In his judgement in AGIP (Africa) Limited v Jackson & Others (1990) 1 Ch. 265, Mr. Justice Millett said that

"Mr. Jackson and Mr. Griffin knew .... of no connection or dealings between the Plaintiffs and Kinz or of any commercial reason for the Plaintiffs to make substantial payments to Kinz. They must have realised that the only function which the payee companies or Euro-Arabian performed was to act as "cut-outs" in order to conceal the true destination of the money from the Plaintiffs .... to make it impossible for investigators to make any connection between the Plaintiffs and Kinz without having recourse to Lloyds Bank's records; and their object in frequently replacing the payee company by another must have been to reduce the risk of discovery by the Plaintiffs”.

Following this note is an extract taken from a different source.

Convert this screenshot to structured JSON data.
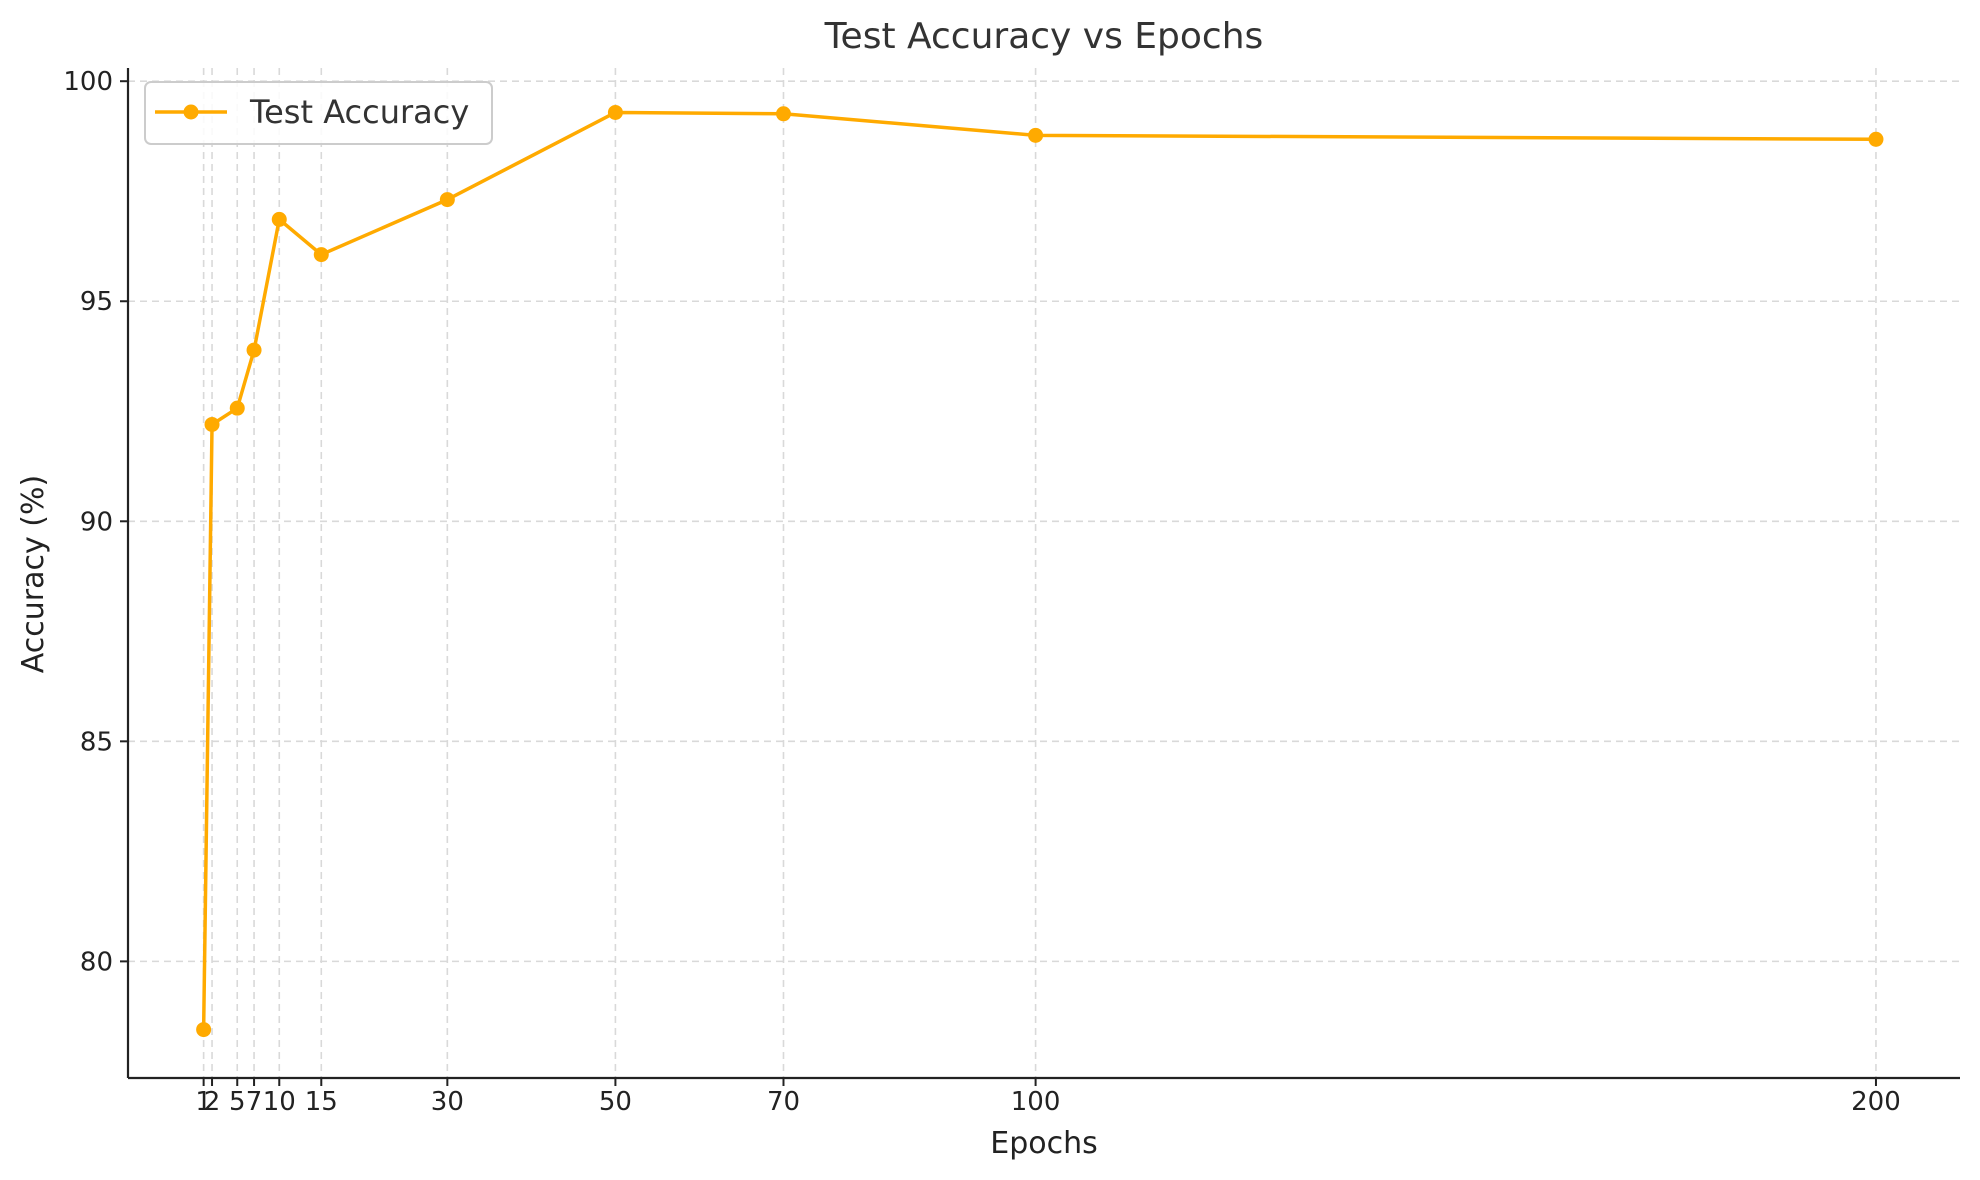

“Mr. Jackson and Mr. Griffin are professional men. They obviously knew they were laundering money. .... It must have been obvious to them that their clients could not afford their activities to see the light of the day. Secrecy is the badge of fraud. They must have realised at least that their clients might be involved in a fraud on the plaintiffs”.

He also said that

“Jackson & Co. were introduced to the High Holborn branch of Lloyds Bank Plc. in March 1983 by a Mr Humphrey, a partner in the well known firm of Thornton Baker [now part of Grant Thornton]. They probably took over an established arrangement. Thenceforth they provided the payee companies... In each case Mr Jackson and Mr Griffin were the directors and the authorised signatories on the company's account at Lloyds Bank. In the case of the first few companies Mr Humphrey was also a director and authorised signatory”.

Successive governments fobbed off any questions about the affair by arguing that the ICAEW had conducted an investigation. Of course, this report was not published. It was not shown to Jackson and Griffin.